Caso agente Ndala: Família acusa suposto efectivo do SIC de assassinato, hospital aponta para acidente de viação
O Corpo do agente da Polícia Nacional de nome Eugénio Tchipilica Ndala, afecto a Esquadra do Sequele, município de Cacuaco, foi encontrado por familiares na tarde desta quinta-feira, 09, na morgue do Hospital Municipal do Capalanga, em Viana, sete dias depois do seu desaparecimento.
Por: Kihunga Bessa
De acordo com Álvaro Carvalho, tio do malogrado, que falou em exclusivo ao NA MIRA DO CRIME, dias antes a família esteve na Morgue do mesmo hospital e não encontrou dados do malogrado, espanta que na tarde de ontem, quinta-feira, 09, quando regressaram outra vez ao mesmo local o corpo estivesse deposito numa das gavetas da morgue.
Segundo o nosso entrevistado, a direcção do hospital alega que o jovem deu entrada no hospital por volta das 22 horas de quinta-feira, 02, do mês corrente vítima de acidente de viação, informação que a família não aceita, uma vez que o jovem, dizem, não apresenta lesões nas pernas ou escoriações no corpo.
Agente do SIC envolvido no crime?
Maria Rosalina Tchipilica, irmã do malogrado, desconfia de um suposto agente do Serviço de Investigação Criminal (SIC) na unidade onde trabalhava o seu irmão, por este, ter envolvido com uma jovem que é supostamente mulher do investigador.
Questionada sobre a identidade do mesmo, a irmã recusou avançar mais detalhes, porque tem certeza que o mesmo é o principal suspeito.
“Não é possível que o meu irmão apareça morto hoje neste hospital, porque nós já passamos aqui antes e não havia nenhum dado dele.
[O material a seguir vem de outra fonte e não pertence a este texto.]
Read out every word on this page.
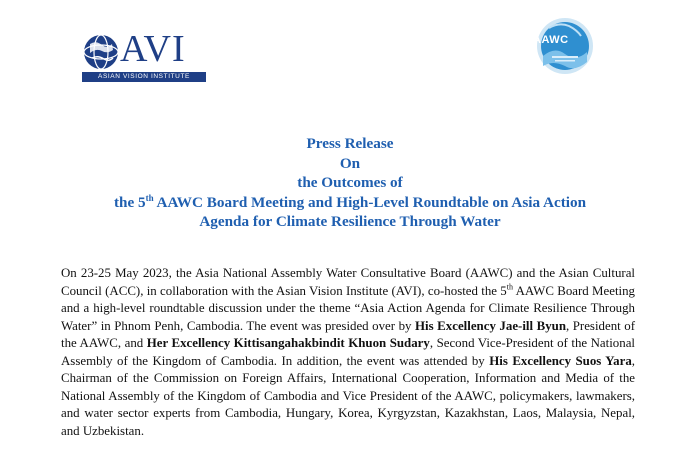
AVI
ASIAN VISION INSTITUTE
AAWC
Press Release
On
the Outcomes of
the 5th AAWC Board Meeting and High-Level Roundtable on Asia Action
Agenda for Climate Resilience Through Water

On 23-25 May 2023, the Asia National Assembly Water Consultative Board (AAWC) and the Asian Cultural Council (ACC), in collaboration with the Asian Vision Institute (AVI), co-hosted the 5th AAWC Board Meeting and a high-level roundtable discussion under the theme “Asia Action Agenda for Climate Resilience Through Water” in Phnom Penh, Cambodia. The event was presided over by His Excellency Jae-ill Byun, President of the AAWC, and Her Excellency Kittisangahakbindit Khuon Sudary, Second Vice-President of the National Assembly of the Kingdom of Cambodia. In addition, the event was attended by His Excellency Suos Yara, Chairman of the Commission on Foreign Affairs, International Cooperation, Information and Media of the National Assembly of the Kingdom of Cambodia and Vice President of the AAWC, policymakers, lawmakers, and water sector experts from Cambodia, Hungary, Korea, Kyrgyzstan, Kazakhstan, Laos, Malaysia, Nepal, and Uzbekistan.
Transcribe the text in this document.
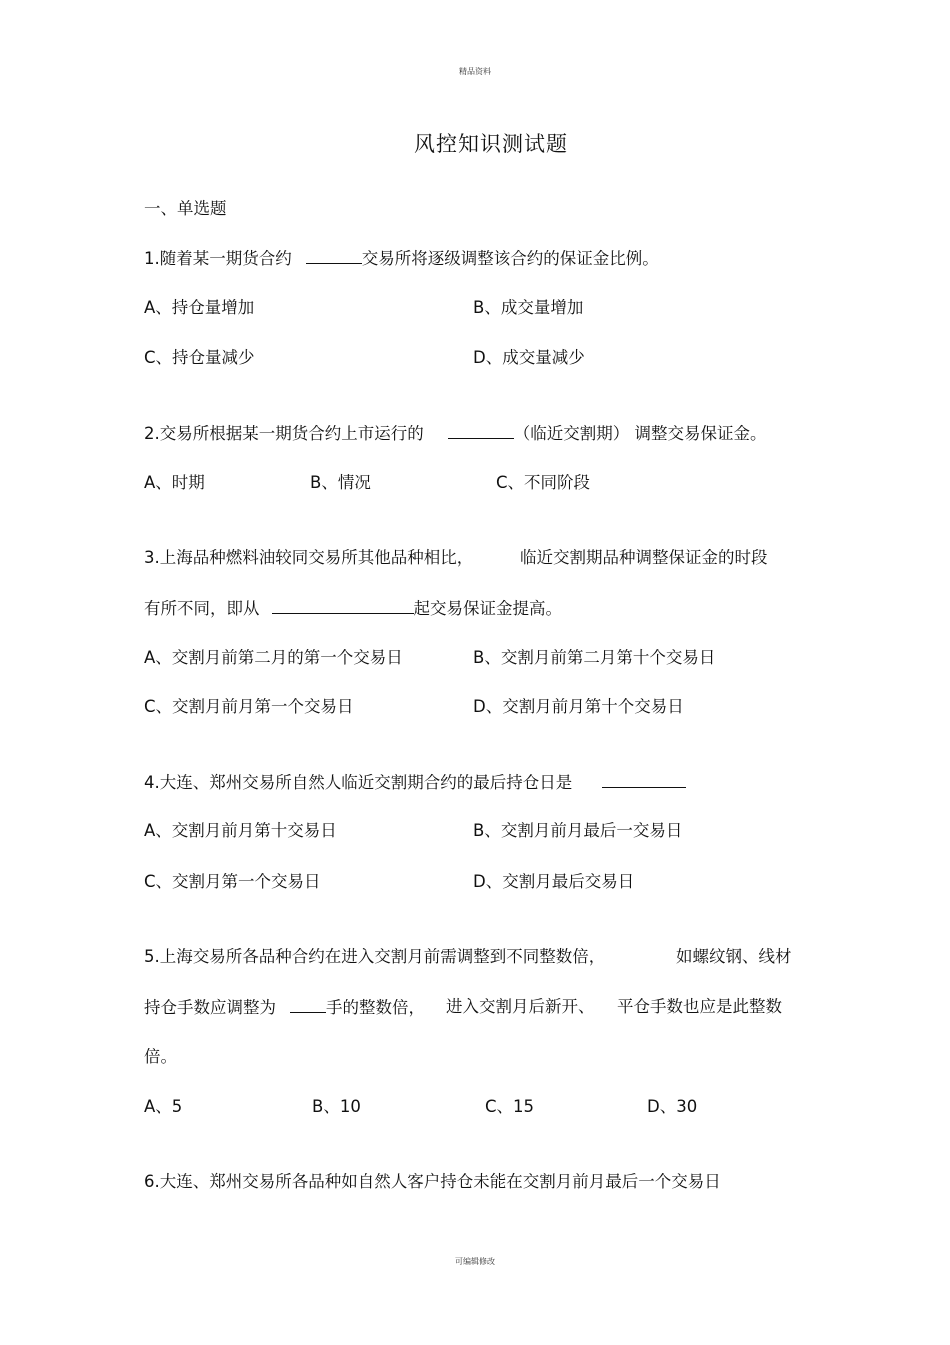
精品资料
风控知识测试题
一、单选题
1. 随着某一期货合约	交易所将逐级调整该合约的保证金比例。
A、持仓量增加	B、成交量增加
C、持仓量减少	D、成交量减少
2. 交易所根据某一期货合约上市运行的	（临近交割期） 调整交易保证金。
A、时期	B、情况	C、不同阶段
3. 上海品种燃料油较同交易所其他品种相比，	临近交割期品种调整保证金的时段
有所不同，即从	起交易保证金提高。
A、交割月前第二月的第一个交易日	B、交割月前第二月第十个交易日
C、交割月前月第一个交易日	D、交割月前月第十个交易日
4. 大连、郑州交易所自然人临近交割期合约的最后持仓日是
A、交割月前月第十交易日	B、交割月前月最后一交易日
C、交割月第一个交易日	D、交割月最后交易日
5. 上海交易所各品种合约在进入交割月前需调整到不同整数倍，	如螺纹钢、线材
持仓手数应调整为	手的整数倍， 进入交割月后新开、 平仓手数也应是此整数
倍。
A、5	B、10	C、15	D、30
6. 大连、郑州交易所各品种如自然人客户持仓未能在交割月前月最后一个交易日
可编辑修改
Como pode hoje aparecer neste hospital?", questionou.
A família exige das autoridades que se esclareça as reais causa da morte do jovem, e que seja feita justiça.
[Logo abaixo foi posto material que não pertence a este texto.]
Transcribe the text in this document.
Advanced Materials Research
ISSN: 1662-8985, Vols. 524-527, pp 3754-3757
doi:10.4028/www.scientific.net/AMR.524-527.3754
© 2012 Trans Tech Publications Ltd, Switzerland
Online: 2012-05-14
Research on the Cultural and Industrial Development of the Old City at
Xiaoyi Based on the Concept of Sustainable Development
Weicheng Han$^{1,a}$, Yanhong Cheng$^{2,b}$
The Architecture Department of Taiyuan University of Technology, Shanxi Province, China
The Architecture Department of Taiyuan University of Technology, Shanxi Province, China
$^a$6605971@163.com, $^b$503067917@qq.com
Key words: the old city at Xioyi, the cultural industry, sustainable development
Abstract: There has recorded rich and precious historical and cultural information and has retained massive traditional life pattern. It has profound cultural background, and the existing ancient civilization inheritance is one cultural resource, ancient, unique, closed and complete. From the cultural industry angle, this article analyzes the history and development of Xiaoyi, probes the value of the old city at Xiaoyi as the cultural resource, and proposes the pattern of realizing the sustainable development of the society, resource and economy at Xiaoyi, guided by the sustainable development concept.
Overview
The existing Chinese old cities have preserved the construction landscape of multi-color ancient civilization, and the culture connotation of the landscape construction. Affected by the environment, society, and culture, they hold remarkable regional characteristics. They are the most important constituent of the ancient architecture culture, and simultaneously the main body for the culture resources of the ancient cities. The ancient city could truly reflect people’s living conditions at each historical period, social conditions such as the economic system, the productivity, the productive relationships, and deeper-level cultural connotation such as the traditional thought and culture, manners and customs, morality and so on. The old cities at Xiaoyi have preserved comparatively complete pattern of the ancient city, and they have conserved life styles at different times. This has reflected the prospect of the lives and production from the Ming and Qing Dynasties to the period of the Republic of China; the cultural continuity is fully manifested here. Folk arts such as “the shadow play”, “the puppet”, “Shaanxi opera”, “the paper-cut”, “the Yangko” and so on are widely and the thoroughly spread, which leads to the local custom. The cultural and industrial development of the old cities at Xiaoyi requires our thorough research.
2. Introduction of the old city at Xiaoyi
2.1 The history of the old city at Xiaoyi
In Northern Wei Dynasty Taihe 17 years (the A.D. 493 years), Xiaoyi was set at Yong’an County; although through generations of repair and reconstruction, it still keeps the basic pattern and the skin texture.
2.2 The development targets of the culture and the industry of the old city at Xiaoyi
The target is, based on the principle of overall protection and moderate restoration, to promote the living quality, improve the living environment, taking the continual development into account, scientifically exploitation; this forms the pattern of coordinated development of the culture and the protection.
Hospital diz que jovem deu entrada no hospital dia 2 com múltiplas fracturas
O NA MIRA DO CRIME procurou a direcção do Hospital, que na pessoa da directora do Hospital, Maria Kativa Mateus, orientou que o director clínico se pronunciasse sobre o caso.
Sem querer ser identificado, o director clínico explicou que Eugénio Tchipilica Ndala deu entrada no Bloco de Urgência do hospital por volta das 22 horas de quinta-feira, 02, em vida, transportado por efectivos do Serviço de Protecção Civil e Bombeiros.
“Ele estava em vida, tinha sofrido traumatismo craniano, estava inconsciente e com fracturas nos membros inferiores, e foi atendido pela equipe em serviço como desconhecido maior, infelizmente não resistiu aos ferimentos e acabou por morrer às 23 horas e 30 minutos do mesmo dia”, explicou.
A direcção explica ainda que tendo falecido no interior do hospital, e sem dados do malogrado, o hospital deu a conhecer o assunto ao Serviço de Investigação Criminal, e em seguida depositado o corpo na morgue do referido hospital, esperando pelos familiares, que encontram apenas ontem de tarde.
"Se realmente eles tivessem cá vindo a procura, teriam encontrado, porque em nenhum momento movemos o corpo", disse, acrescentando que, desconhece a presença dos familiares dias antes a procura do malogrado.